CINEMA IN A NEW LIGHT

Living Cinema has as its goal a system that allows me to make cinema as effortlessly and quickly as I write a personal letter to a friend. In fact, sometimes instead of writing I now make videotapes recorded directly from the output of Living Cinema. But this system, designed as it is for aesthetic experiment, could be pared down to deliver a more basic set of options that would be faster and easier to use. In two years, with the hardware that is already showing up, cinematoGRAPHy could be available as a standard mode of communication, distributed through video cassettes.

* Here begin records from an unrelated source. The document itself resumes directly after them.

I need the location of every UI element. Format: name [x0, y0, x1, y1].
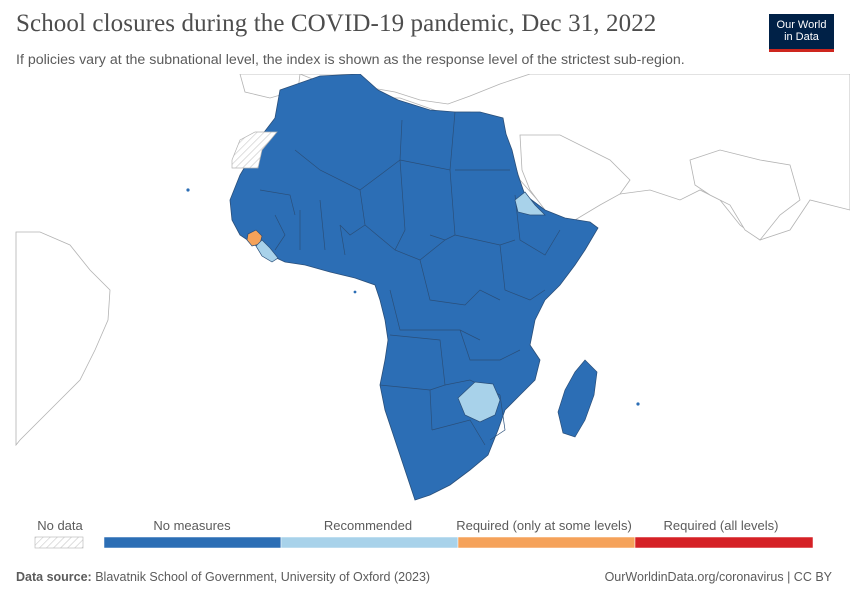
arabia-outline: [519, 134, 631, 226]
africa-map[interactable]: No data No measures Recommended Required…: [0, 74, 850, 570]
legend-bin-label-0: No measures: [153, 518, 231, 533]
legend-bin-label-1: Recommended: [324, 518, 412, 533]
data-source-label: Data source:: [16, 570, 92, 584]
legend-bin-swatch-0: [103, 536, 282, 549]
logo-line-2: in Data: [784, 31, 819, 43]
legend-bin-swatch-2: [457, 536, 636, 549]
sao-tome[interactable]: [353, 290, 357, 294]
india-outline: [689, 149, 801, 241]
africa-countries[interactable]: [186, 74, 640, 501]
logo-line-1: Our World: [776, 19, 827, 31]
background-land: [15, 74, 850, 447]
eritrea: [514, 191, 546, 216]
western-sahara: [231, 131, 278, 169]
legend-no-data-swatch: [34, 536, 84, 549]
legend: No data No measures Recommended Required…: [34, 518, 814, 549]
legend-bin-swatch-3: [634, 536, 814, 549]
legend-bin-label-3: Required (all levels): [664, 518, 779, 533]
comoros[interactable]: [636, 402, 640, 406]
legend-bin-label-2: Required (only at some levels): [456, 518, 632, 533]
owid-coronavirus-link[interactable]: OurWorldinData.org/coronavirus: [604, 570, 784, 584]
cape-verde-islands[interactable]: [186, 188, 190, 192]
liberia: [255, 239, 279, 263]
data-source-text: Blavatnik School of Government, Universi…: [95, 570, 431, 584]
legend-bin-swatch-1: [280, 536, 459, 549]
chart-subtitle: If policies vary at the subnational leve…: [16, 52, 685, 68]
south-america-outline: [15, 231, 111, 447]
owid-logo[interactable]: Our World in Data: [769, 14, 834, 52]
zimbabwe: [457, 381, 501, 423]
country-borders: [259, 111, 561, 446]
chart-title: School closures during the COVID-19 pand…: [16, 10, 657, 37]
legend-no-data-label: No data: [37, 518, 83, 533]
license-text: | CC BY: [787, 570, 832, 584]
madagascar: [557, 359, 598, 438]
data-source: Data source: Blavatnik School of Governm…: [16, 570, 430, 584]
footer-link-area: OurWorldinData.org/coronavirus | CC BY: [605, 570, 832, 584]
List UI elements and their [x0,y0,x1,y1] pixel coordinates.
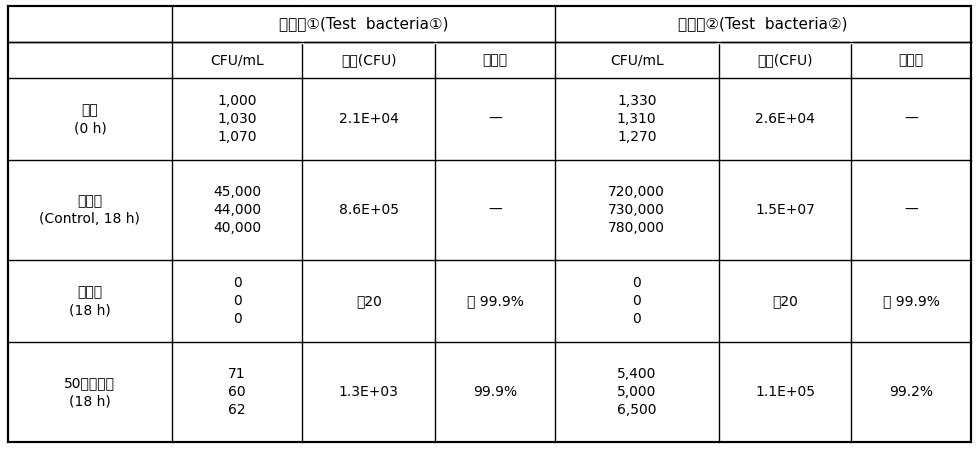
Text: 2.6E+04: 2.6E+04 [754,112,814,126]
Text: 1,330
1,310
1,270: 1,330 1,310 1,270 [616,93,656,144]
Text: 〉 99.9%: 〉 99.9% [882,294,939,308]
Text: 720,000
730,000
780,000: 720,000 730,000 780,000 [607,184,664,235]
Text: 세탁전
(18 h): 세탁전 (18 h) [69,285,111,317]
Text: 〒20: 〒20 [772,294,797,308]
Text: 2.1E+04: 2.1E+04 [338,112,398,126]
Text: 감소율: 감소율 [898,53,923,67]
Text: 45,000
44,000
40,000: 45,000 44,000 40,000 [213,184,261,235]
Text: CFU/mL: CFU/mL [210,53,264,67]
Text: 1.5E+07: 1.5E+07 [754,203,814,217]
Text: 99.2%: 99.2% [888,385,932,399]
Text: 〒20: 〒20 [356,294,381,308]
Text: —: — [488,203,502,217]
Text: —: — [904,203,917,217]
Text: 균수(CFU): 균수(CFU) [757,53,812,67]
Text: 5,400
5,000
6,500: 5,400 5,000 6,500 [616,367,656,417]
Text: 1.1E+05: 1.1E+05 [754,385,815,399]
Text: 50회세탁후
(18 h): 50회세탁후 (18 h) [65,376,115,408]
Text: 시험균②(Test  bacteria②): 시험균②(Test bacteria②) [678,16,847,31]
Text: CFU/mL: CFU/mL [609,53,663,67]
Text: 대조편
(Control, 18 h): 대조편 (Control, 18 h) [39,194,140,226]
Text: 초기
(0 h): 초기 (0 h) [73,103,107,135]
Text: 0
0
0: 0 0 0 [632,276,641,326]
Text: —: — [904,112,917,126]
Text: 8.6E+05: 8.6E+05 [338,203,398,217]
Text: 1,000
1,030
1,070: 1,000 1,030 1,070 [217,93,256,144]
Text: 71
60
62: 71 60 62 [228,367,245,417]
Text: 1.3E+03: 1.3E+03 [338,385,398,399]
Text: 시험균①(Test  bacteria①): 시험균①(Test bacteria①) [279,16,448,31]
Text: 〉 99.9%: 〉 99.9% [467,294,523,308]
Text: —: — [488,112,502,126]
Text: 감소율: 감소율 [482,53,507,67]
Text: 99.9%: 99.9% [472,385,516,399]
Text: 0
0
0: 0 0 0 [233,276,242,326]
Text: 균수(CFU): 균수(CFU) [340,53,396,67]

But there are other technologies now available for development: with at least two--DVI from Intel and UVC's systems--offering real-time analog-to-digital conversion and compression of RGB and NTSC video and audio signals. As compression ratios improve and transfer times shrink, Living Cinema will come to fruition as its rightful heir to experimental cinema form, as full motion and audio BS's spring up around the world. These will provide freedom from the centralized archive approach offered by the present-day networks and PBS. They will also free us from the currently vogue model which gives viewers using their multimedia reception equipment only the power to choose to consume more information than presently available (for instance, by using a hand-held controller to ask for stats on a quarterback in the game now on TV in front of the viewer).

The decentralized Multimedia BBSs will introduce cinema as montage/discourse in a way even Eisenstein could not foresee. Short 30-second pieces composed for its place in a local discourse, juxtaposed with those by other cinematoGRAPHers, in intellectual montage-trees. This is personal cinema; experimental, social, and decentralized. In this is CASUAL MULTIMEDIA even the epic nature of CINEMA ART is bypassed with the ease and frequency of creation, distribution and rejoinder, as montage sequence receives its place in the discourse of its virtual community.